Last night, Lockheed Martin (NYSE:LMT) agreed to acquire Titan Corporation (NYSE:TTN) for a combination of cash and stock totaling $22 per share, a roughly 30% premium over yesterday's close. Including the assumption of $580 million in debt, the total value of the deal is approximately $2.4 billion.

Titan, based in San Diego, provides information and communication systems, with a focus on homeland security, almost exclusively to the U.S. government.

Last year, Titan lost $271.5 million on revenues of $1.39 billion. However, before the deal was announced, Titan's share price had more than doubled off its April 11 close of $7. Perhaps with good reason: Over the past 18 months, Titan has won over a dozen contracts worth more than $100 million.
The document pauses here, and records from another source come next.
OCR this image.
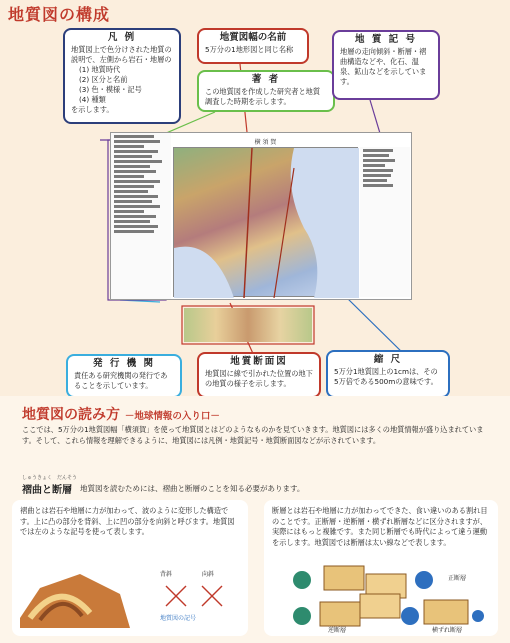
地質図の構成
凡 例
地質図上で色分けされた地質の
説明で、左側から岩石・地層の
(1) 地質時代
(2) 区分と名前
(3) 色・模様・記号
(4) 種類
を示します。
地質図幅の名前
5万分の1地形図と同じ名称
著 者
この地質図を作成した研究者と地質調査した時期を示します。
地 質 記 号
地層の走向傾斜・断層・褶曲構造などや、化石、温泉、鉱山などを示しています。
横 須 賀
発 行 機 関
責任ある研究機関の発行であることを示しています。
地質断面図
地質図に線で引かれた位置の地下の地質の様子を示します。
縮 尺
5万分1地質図上の1cmは、その5万倍である500mの意味です。
地質図の読み方 －地球情報の入り口－
ここでは、5万分の1地質図幅「横須賀」を使って地質図とはどのようなものかを見ていきます。地質図には多くの地質情報が盛り込まれています。そして、これら情報を理解できるように、地質図には凡例・地質記号・地質断面図などが示されています。
しゅうきょく　だんそう
褶曲と断層 地質図を読むためには、褶曲と断層のことを知る必要があります。
褶曲とは岩石や地層に力が加わって、波のように変形した構造です。上に凸の部分を背斜、上に凹の部分を向斜と呼びます。地質図では左のような記号を使って表します。
背斜	向斜
地質図の記号
断層とは岩石や地層に力が加わってできた、食い違いのある割れ目のことです。正断層・逆断層・横ずれ断層などに区分されますが、実際にはもっと複雑です。また同じ断層でも時代によって違う運動を示します。地質図では断層は太い線などで表します。
正断層
逆断層	横ずれ断層
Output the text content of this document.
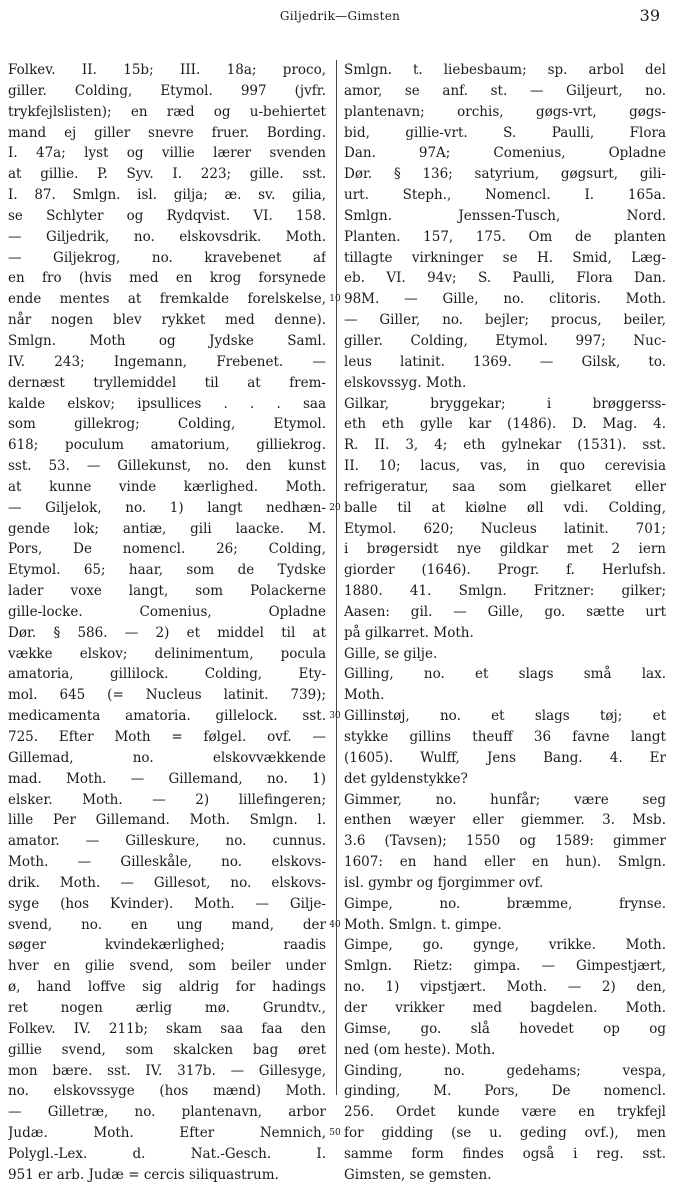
Giljedrik—Gimsten	39
Folkev. II. 15b; III. 18a; proco,
giller. Colding, Etymol. 997 (jvfr.
trykfejlslisten); en ræd og u-behiertet
mand ej giller snevre fruer. Bording.
I. 47a; lyst og villie lærer svenden
at gillie. P. Syv. I. 223; gille. sst.
I. 87. Smlgn. isl. gilja; æ. sv. gilia,
se Schlyter og Rydqvist. VI. 158.
— Giljedrik, no. elskovsdrik. Moth.
— Giljekrog, no. kravebenet af
en fro (hvis med en krog forsynede
ende mentes at fremkalde forelskelse,
når nogen blev rykket med denne).
Smlgn. Moth og Jydske Saml.
IV. 243; Ingemann, Frebenet. —
dernæst tryllemiddel til at frem-
kalde elskov; ipsullices . . . saa
som gillekrog; Colding, Etymol.
618; poculum amatorium, gilliekrog.
sst. 53. — Gillekunst, no. den kunst
at kunne vinde kærlighed. Moth.
— Giljelok, no. 1) langt nedhæn-
gende lok; antiæ, gili laacke. M.
Pors, De nomencl. 26; Colding,
Etymol. 65; haar, som de Tydske
lader voxe langt, som Polackerne
gille-locke. Comenius, Opladne
Dør. § 586. — 2) et middel til at
vække elskov; delinimentum, pocula
amatoria, gillilock. Colding, Ety-
mol. 645 (= Nucleus latinit. 739);
medicamenta amatoria. gillelock. sst.
725. Efter Moth = følgel. ovf. —
Gillemad, no. elskovvækkende
mad. Moth. — Gillemand, no. 1)
elsker. Moth. — 2) lillefingeren;
lille Per Gillemand. Moth. Smlgn. l.
amator. — Gilleskure, no. cunnus.
Moth. — Gilleskåle, no. elskovs-
drik. Moth. — Gillesot, no. elskovs-
syge (hos Kvinder). Moth. — Gilje-
svend, no. en ung mand, der
søger kvindekærlighed; raadis
hver en gilie svend, som beiler under
ø, hand loffve sig aldrig for hadings
ret nogen ærlig mø. Grundtv.,
Folkev. IV. 211b; skam saa faa den
gillie svend, som skalcken bag øret
mon bære. sst. IV. 317b. — Gillesyge,
no. elskovssyge (hos mænd) Moth.
— Gilletræ, no. plantenavn, arbor
Judæ. Moth. Efter Nemnich,
Polygl.-Lex. d. Nat.-Gesch. I.
951 er arb. Judæ = cercis siliquastrum.
Smlgn. t. liebesbaum; sp. arbol del
amor, se anf. st. — Giljeurt, no.
plantenavn; orchis, gøgs-vrt, gøgs-
bid, gillie-vrt. S. Paulli, Flora
Dan. 97A; Comenius, Opladne
Dør. § 136; satyrium, gøgsurt, gili-
urt. Steph., Nomencl. I. 165a.
Smlgn. Jenssen-Tusch, Nord.
Planten. 157, 175. Om de planten
tillagte virkninger se H. Smid, Læg-
eb. VI. 94v; S. Paulli, Flora Dan.
98M. — Gille, no. clitoris. Moth.
— Giller, no. bejler; procus, beiler,
giller. Colding, Etymol. 997; Nuc-
leus latinit. 1369. — Gilsk, to.
elskovssyg. Moth.
Gilkar, bryggekar; i brøggerss-
eth eth gylle kar (1486). D. Mag. 4.
R. II. 3, 4; eth gylnekar (1531). sst.
II. 10; lacus, vas, in quo cerevisia
refrigeratur, saa som gielkaret eller
balle til at kiølne øll vdi. Colding,
Etymol. 620; Nucleus latinit. 701;
i brøgersidt nye gildkar met 2 iern
giorder (1646). Progr. f. Herlufsh.
1880. 41. Smlgn. Fritzner: gilker;
Aasen: gil. — Gille, go. sætte urt
på gilkarret. Moth.
Gille, se gilje.
Gilling, no. et slags små lax.
Moth.
Gillinstøj, no. et slags tøj; et
stykke gillins theuff 36 favne langt
(1605). Wulff, Jens Bang. 4. Er
det gyldenstykke?
Gimmer, no. hunfår; være seg
enthen wæyer eller giemmer. 3. Msb.
3.6 (Tavsen); 1550 og 1589: gimmer
1607: en hand eller en hun). Smlgn.
isl. gymbr og fjorgimmer ovf.
Gimpe, no. bræmme, frynse.
Moth. Smlgn. t. gimpe.
Gimpe, go. gynge, vrikke. Moth.
Smlgn. Rietz: gimpa. — Gimpestjært,
no. 1) vipstjært. Moth. — 2) den,
der vrikker med bagdelen. Moth.
Gimse, go. slå hovedet op og
ned (om heste). Moth.
Ginding, no. gedehams; vespa,
ginding, M. Pors, De nomencl.
256. Ordet kunde være en trykfejl
for gidding (se u. geding ovf.), men
samme form findes også i reg. sst.
Gimsten, se gemsten.
10
20
30
40
50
Last week, the company said that it expects 2003 revenues to increase roughly 25% to between $1.73 billion and $1.78 billion. Its backlog of orders is up 15% to $4.65 billion. Titan also expects to earn $0.70 to $0.72 per share this year.

While not cheap at 14 times 2004 EBITDA, the acquisition strengthens Lockheed Martin's relationship with the U.S. government and provides an expanded presence in information technology. Clearly, homeland security has become more prominent (and profitable) in the wake of the September 11 terror attacks.

Titan shares are up 25% to $21.28 in midday trading.